Bir tutkudur Mustafa Kemal
Nice sevdalara değişilmeyen
Yitirilmiş Kasımlarda açan umuttur
Bir baştır, vazgeçilmeyen…
Darüşşafaka Ailesi, 10 Kasım 2016 Perşembe günü, ülkemizin kurtarıcısı, laik ve demokratik Türkiye Cumhuriyeti’nin kurucusu Ulu Önderimiz Mustafa Kemal Atatürk’ün ölümsüzlüğe uğurlanışının 78. yılında onu bir kez daha saygı ve minnetle andı. O’na karşı her geçen yıl daha da büyük bir özlem ve sevgiyle yapılan anma töreni, TİM Gösteri Merkezi’nde düzenlendi.
Ulu Önder Atatürk ve aziz şehitlerimizin manevi huzurunda saygı duruşu ve İstiklal Marşı’yla başlayan törende, Darüşşafaka Cemiyeti Yönetim Kurulu Üyesi Davut Ökütçü “Darüşşafaka ve Atatürk”, Darüşşafaka Eğitim Kurumları 10. Sınıflar Müdür Yardımcısı Cem Ceylan ise “10 Kasım ve Atatürk” üzerine birer konuşma yaptı.
Darüşşafakalı öğrenciler, Atatürk’ün yaşamının son yıllarında hastalığı ilerlerken içindeki bitmez tükenmez vatan sevgisiyle nasıl çalışmaya devam ettiğini anlatan bir gösteri sundu. Gösterinin 10 Kasım 1938’i anlatan bölümünde öğrenciler şunları söyledi: “Bir sömürge hâline düşmek üzere olan bir milleti bağımsız bir ulus yapan önder hayattan ayrılmıştı. Tüm dünya, cephelerde onun karşısında savaşıp mağlup olan yabancı orduların komutanları bile, tarihin gördüğü eşsiz bir askerin ve devlet adamının yaşamdan ayrılışını üzüntüyle karşıladılar. Çünkü O, düşmanı bile olsa, insanın onurunun korunmasına inanıyordu. Çünkü O, hangi taraftan olursa olsun, siperlerde ölen her askerin, hırslarının peşinde koşanların kurbanı olduğuna inanıyor ve insanların tümünü evladı gibi kucaklıyordu. Bir ulusa adanmış yaşamdı ölümün sonsuzluğuna giden. Ardında bıraktığı dev eser, yalnız bir ulusun değil, tüm dünya ülkelerinin imrenerek baktığı Bağımsız Türkiye Cumhuriyeti’ydi.”

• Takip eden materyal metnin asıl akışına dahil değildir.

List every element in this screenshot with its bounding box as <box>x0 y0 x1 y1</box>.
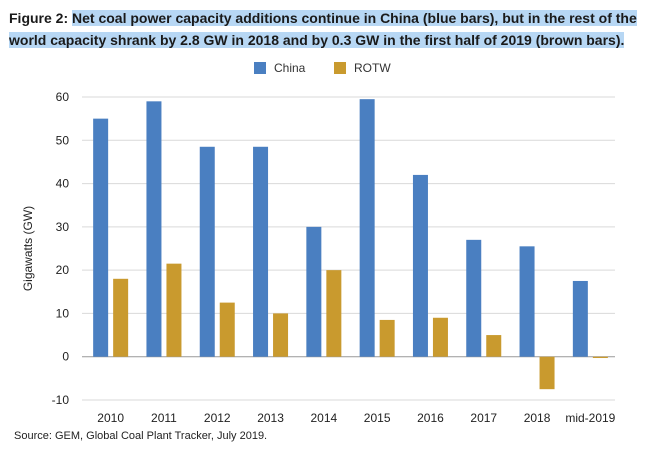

Tiyatro ve müzik performanslarıyla duygu dolu anlar yaşatan öğrenciler, bir kez daha Atalarının izinde olduklarını gösterdi. “Biz buradayız, sen rahat uyu!” dediler.
“Bizler şimdi ölümsüzlüğünün 78. yılında O’na sahip olmanın onurunu yaşıyoruz ve diliyoruz ki bundan sonraki yıllarda da onu gerçek ilke ve eylemleriyle anlayalım, anlayabilelim, anlatabilelim… O’nun aramızdan ayrılışında henüz doğmayanlara onu anlatmak, yüreklerine ve belleklerine Mustafa Kemal’in “Türkiye’nin yürek atışı“ olduğu gerçeğini benimsetmek biz Atatürk kuşağına düşmez mi? Öyleyse rahat uyu ATAM! Özgür bir ülkede alnı açık, başı dik yaşayabilme onurunu göz ardı edemeyiz. Büyük emanetin olan Türkiye; yüreğimiz, emeğimiz, görevimiz ve başımız üstüne…”
Darüşşafaka Eğitim Kurumlarının çok sesli korosunun söylediği marşlarla devam eden törende öğrenciler tüm kardeşlerine toplu hâlde şöyle seslendi:
“Bu ülkenin aydınlık Darüşşafakalıları! Atatürk’ün ardından ağlamak için toplanmadık buraya. Zaten O, ardından ağlanmasını değil, düşüncelerinin anlaşılmasını ve Cumhuriyet’e, devrimlere, bağımsızlığa, bütünlüğe, akla, bilime, eğitime ve vatanın her karış toprağına sahip çıkılmasını istedi. Bize düşen budur. O’nu mavi gözlerindeki gülümseyişle anımsa. O’nu kara tahtanın başında bilgiyle kurulacak geleceği anlatırken anımsa. O’nu, 10. Yıl Nutku’nu söylerken anımsa. O’nu Ey Türk Gençliği! diyerek sana seslenirken anımsa. O’nu, yaşadığımız bu günleri kurmak uğruna, sağlığını bile düşünmeksizin yurdunu dolaşmak için çıktığı tren yolculuğunda trenin penceresinden ülkesinin güzelliklerine bakarken anımsa.”